Strengthening the Future of Maine’s Manufacturing Industry

Porch Pumpkins by Tom Brennan.

Each year, on the first Friday of October, cities and towns across America celebrate National Manufacturing Day. This is a day where we honor the people and businesses that drive local economies, and I was proud to cosponsor the Senate’s resolution honoring this day. Maine certainly has a lot to celebrate: from boatbuilding to precision manufacturing to agricultural and food production, our state is filled with manufacturers that play central roles in creating jobs and supporting local communities. Maine is blessed with natural resources aplenty: take for example, our forests, which have provided the foundation for economic prosperity for generations in rural towns across our state.
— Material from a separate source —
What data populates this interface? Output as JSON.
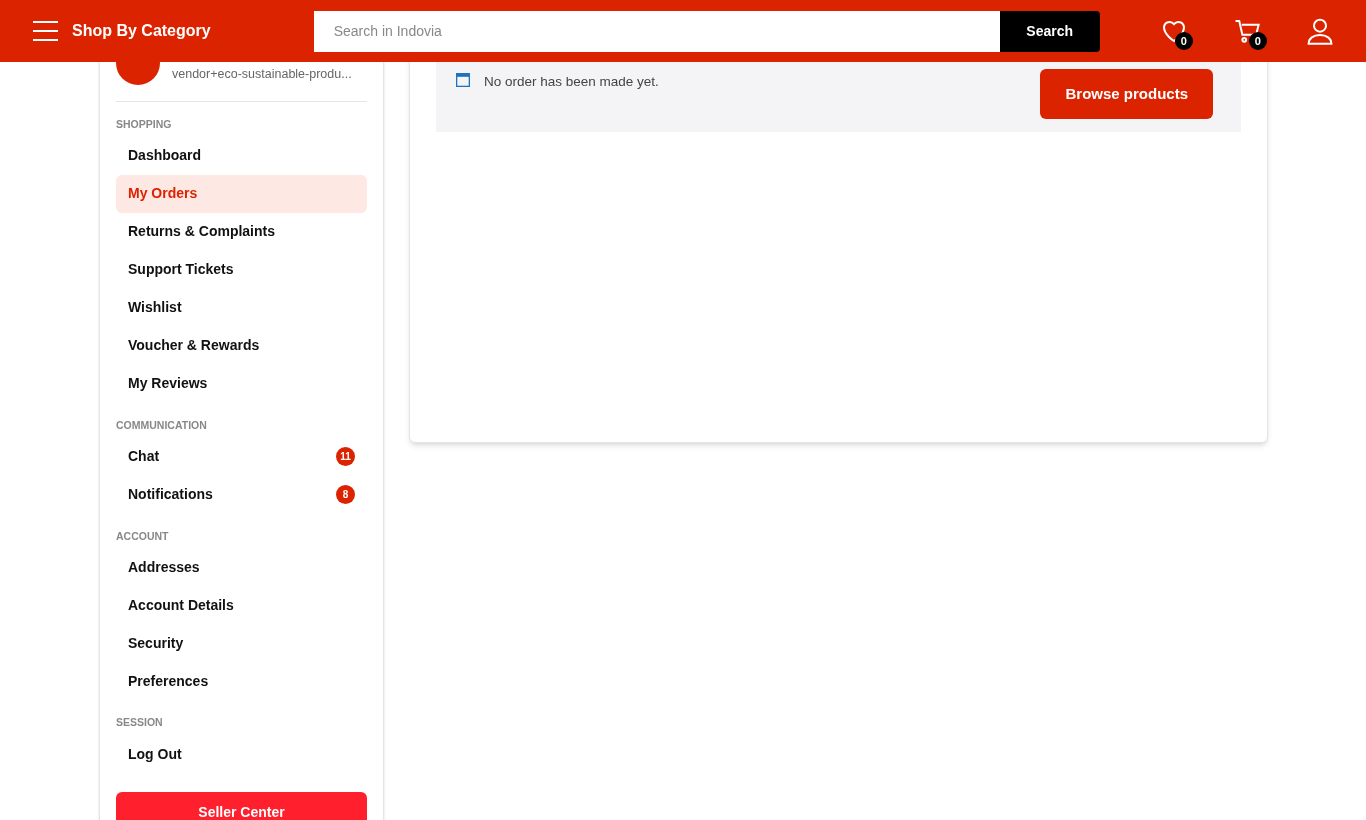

 Maine’s forest products industry continues to play a major role in our state’s economy, with a total economic impact in 2016 estimated at $8.5 billion, supporting over 33,000 total jobs. We cannot, however, ignore the fact that rapid shifts in the market have led to the closure of many pulp and paper mills and biomass power plants, which has led to a 20-25 percent reduction in markets for forest products and a loss of markets for two million tons of low-grade pulp wood and almost two million tons of forest residuals. These are serious changes that threatened livelihoods and, in some cases, scattered families – but while market changes have tested our storied sector, the market hasn’t changed who we are.
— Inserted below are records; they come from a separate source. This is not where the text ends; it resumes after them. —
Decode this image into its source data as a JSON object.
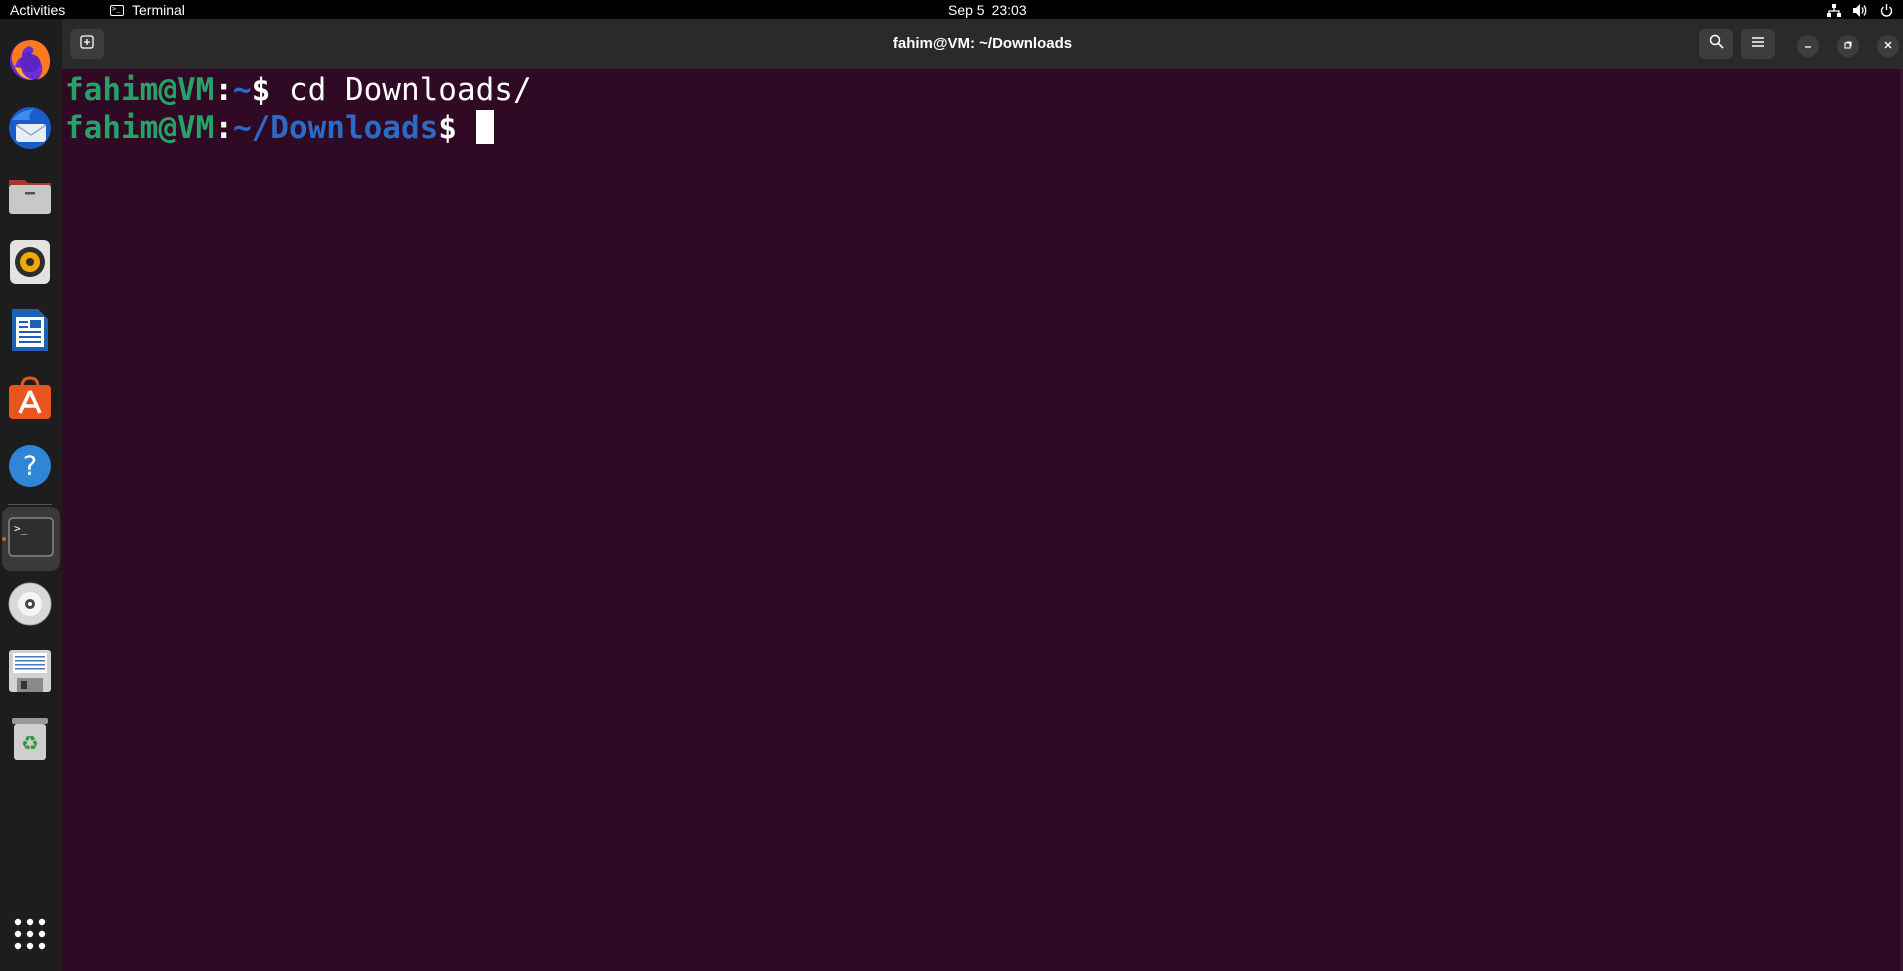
{
  "topbar": {
    "activities_label": "Activities",
    "app_name": "Terminal",
    "date": "Sep 5",
    "time": "23:03",
    "tray_icons": [
      "network-icon",
      "volume-icon",
      "power-icon"
    ]
  },
  "dock": {
    "items": [
      {
        "name": "firefox",
        "icon": "firefox-icon"
      },
      {
        "name": "thunderbird",
        "icon": "thunderbird-mail-icon"
      },
      {
        "name": "files",
        "icon": "files-folder-icon"
      },
      {
        "name": "rhythmbox",
        "icon": "rhythmbox-speaker-icon"
      },
      {
        "name": "libreoffice-writer",
        "icon": "writer-document-icon"
      },
      {
        "name": "ubuntu-software",
        "icon": "software-store-icon"
      },
      {
        "name": "help",
        "icon": "help-question-icon"
      },
      {
        "name": "terminal",
        "icon": "terminal-icon",
        "active": true
      },
      {
        "name": "disc",
        "icon": "optical-disc-icon"
      },
      {
        "name": "disk-drive",
        "icon": "floppy-drive-icon"
      },
      {
        "name": "trash",
        "icon": "recycle-bin-icon"
      }
    ],
    "apps_grid_icon": "show-apps-grid-icon"
  },
  "window": {
    "title": "fahim@VM: ~/Downloads"
  },
  "terminal": {
    "line1": {
      "user_host": "fahim@VM",
      "colon": ":",
      "path": "~",
      "dollar": "$",
      "command": " cd Downloads/"
    },
    "line2": {
      "user_host": "fahim@VM",
      "colon": ":",
      "path": "~/Downloads",
      "dollar": "$",
      "command": " "
    }
  },
  "colors": {
    "terminal_bg": "#300a24",
    "prompt_user": "#26a269",
    "prompt_path": "#2a6bc7",
    "headerbar": "#2a2a2a",
    "dock_bg": "#1d1d1d",
    "accent": "#e95420"
  }
}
 We are a state made of resourceful people who look at these challenges and see new opportunities. And, if we’re going to truly maximize Maine’s rural economy, we cannot let anything go to waste. In other words, we need to use every part from the pig but the squeal. So, since the changes in market demand have resulted in an abundance of low-grade wood waste from sawmills and logging operations, we need to turn that abundance into new ways to sustain our forest economy. By diversifying market opportunities for forest products that strengthen our manufacturing sector and rural communities, we can turn this byproduct into another asset for Maine and fuel more jobs for our state. 
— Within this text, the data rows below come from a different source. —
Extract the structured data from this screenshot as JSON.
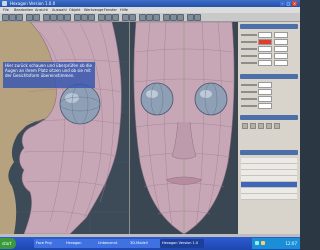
{
  "window": {
    "title": "Hexagon Version 1.0.0"
  },
  "menu": {
    "items": [
      "File",
      "Bearbeiten",
      "Ansicht",
      "Auswahl",
      "Objekt",
      "Werkzeuge",
      "Fenster",
      "Hilfe"
    ]
  },
  "viewport": {
    "note_text": "Hier zurück schauen und überprüfen ob die Augen an ihrem Platz sitzen und ob sie mit der Gesichtsform übereinstimmen."
  },
  "taskbar": {
    "start_label": "start",
    "tasks": [
      "Face Proj",
      "Hexagon",
      "Unbenannt",
      "3D-Modell",
      "Hexagon Version 1.0"
    ],
    "clock": "12:07"
  },
  "colors": {
    "accent": "#3a58b0",
    "skin": "#c7a6b6",
    "highlight_field": "#e23c2e",
    "taskbar": "#2451a8"
  }
}
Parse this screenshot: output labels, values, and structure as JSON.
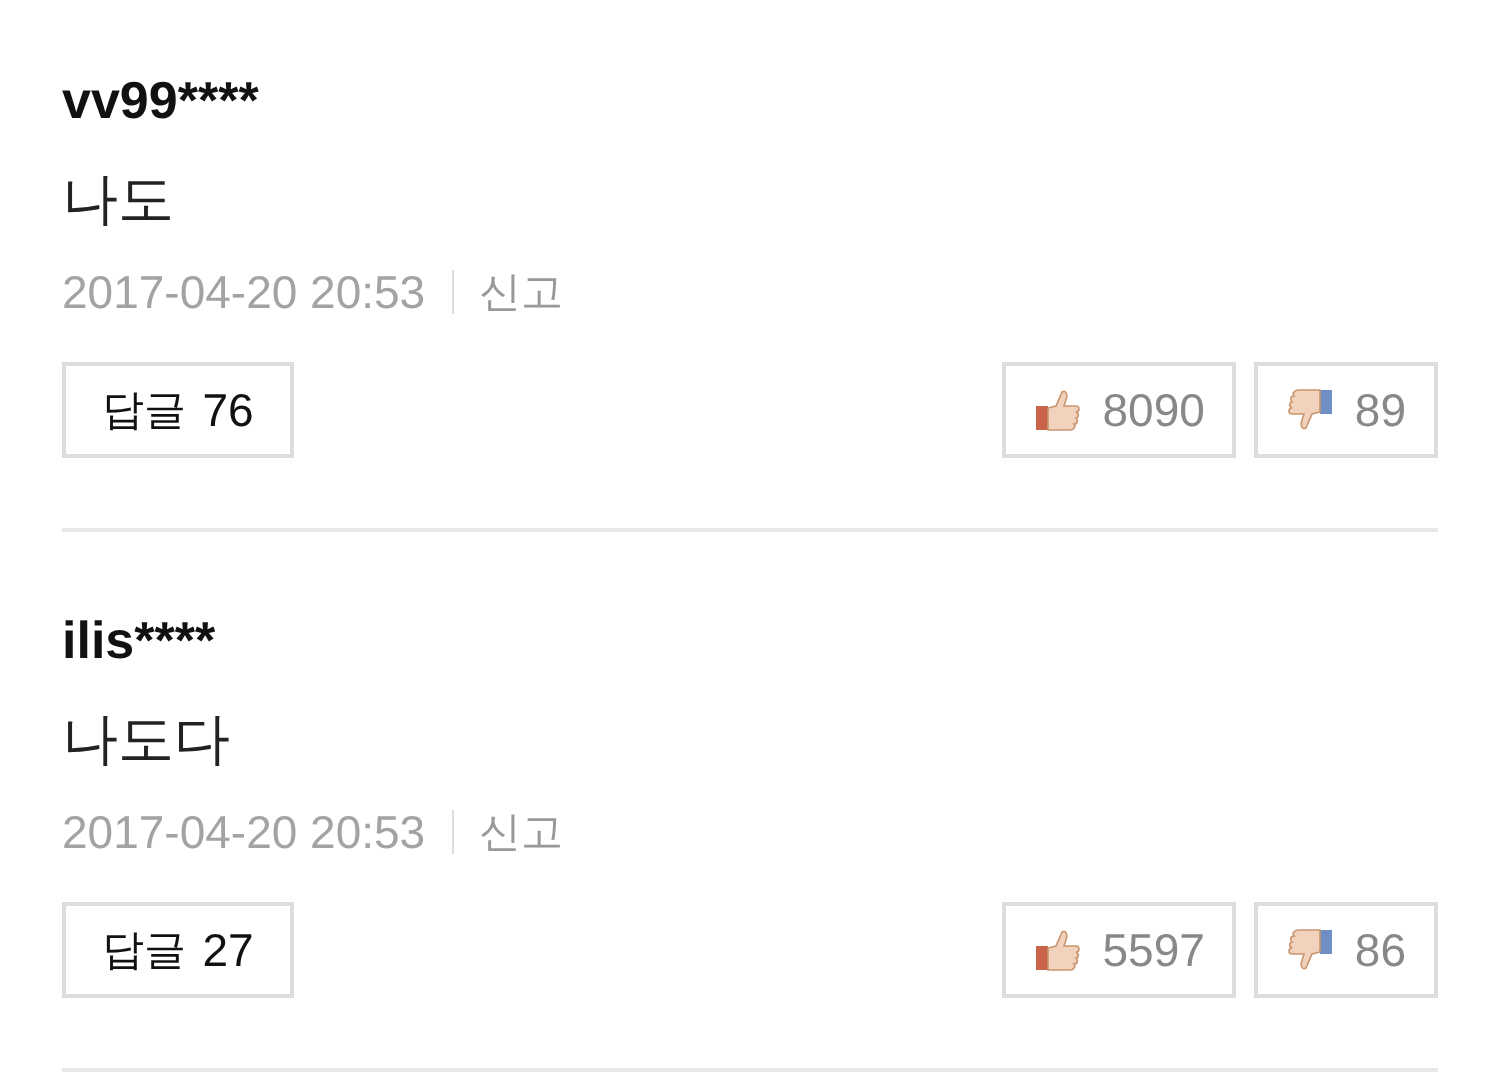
{
  "comments": [
    {
      "user": "vv99****",
      "text": "나도",
      "date": "2017-04-20 20:53",
      "report": "신고",
      "reply": {
        "label": "답글",
        "count": "76"
      },
      "likes": "8090",
      "dislikes": "89"
    },
    {
      "user": "ilis****",
      "text": "나도다",
      "date": "2017-04-20 20:53",
      "report": "신고",
      "reply": {
        "label": "답글",
        "count": "27"
      },
      "likes": "5597",
      "dislikes": "86"
    }
  ]
}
 One of these opportunities, combined heat and power (CHP) technology, allows businesses to lower energy costs by utilizing low-grade forest waste to convert excess biomass into electricity and thermal steam energy. This technology is one strategy that can help maximize our natural resources, while creating jobs and enabling opportunities for economic growth. For example, we’re now looking at how we can expand technologies like CHP to create microgrids, which would increase markets for forest products and allow for the co-location of innovative manufacturing projects utilizing locally generated electricity and heat energy. This is exactly the type of forward-thinking approach Maine is known for: by turning a challenge into an asset, manufacturers are able to efficiently use our abundant natural resources, save on energy costs and increase manufacturing productivity in a way that sustains and grows local businesses.

 To be sure, when our rural communities (or any community) loses a major employer, it means fewer jobs and more families struggling to make ends meet. No community should have to face those hardships – certainly not alone. That’s why together with Senator Collins, we urged the Commerce Department to establish and lead an integrated, multi-agency Economic Development Assessment Team (EDAT) focused on Maine’s forest-based economy that would leverage the power of multiple federal government agencies and harness industry input to create economic development strategies that would help pave the way for job growth for rural Maine communities in the years to come. We are already seeing positive results from these efforts and we need to do more. At my request, the Senate Energy and Natural Resources convened a field hearing Friday in Searsmont focused on how our manufacturers are able to efficiently use our abundant natural resources, save on energy costs and increase manufacturing productivity in a way that sustains and grows local businesses.

 The field hearing took place at Robbins Lumber, a fifth-generation family owned sawmill that currently has an innovative CHP facility under construction. By taking our committee to “the field” (as they say), Maine received an opportunity to highlight our ingenuity. Leaders in our forest industry and energy sectors were able to directly inform the Department of Energy about steps they are taking to improve our economy and what additional steps can be taken to increase investments and provide incentives in a way that maximizes the impact of these energy solutions and strengthens the future of our forest products industry. On National Manufacturing Day of all days, we need to be encouraging conversations like this and recognizing the contributions of manufacturers in Maine.

 Maine is home to vast forest and natural resources, and a skilled workforce that has harvested, hauled, and processed wood from Maine’s forests for generations. Today, as we honor National Manufacturing Day, we celebrate that history and look for new opportunities that will continue that long tradition into the future.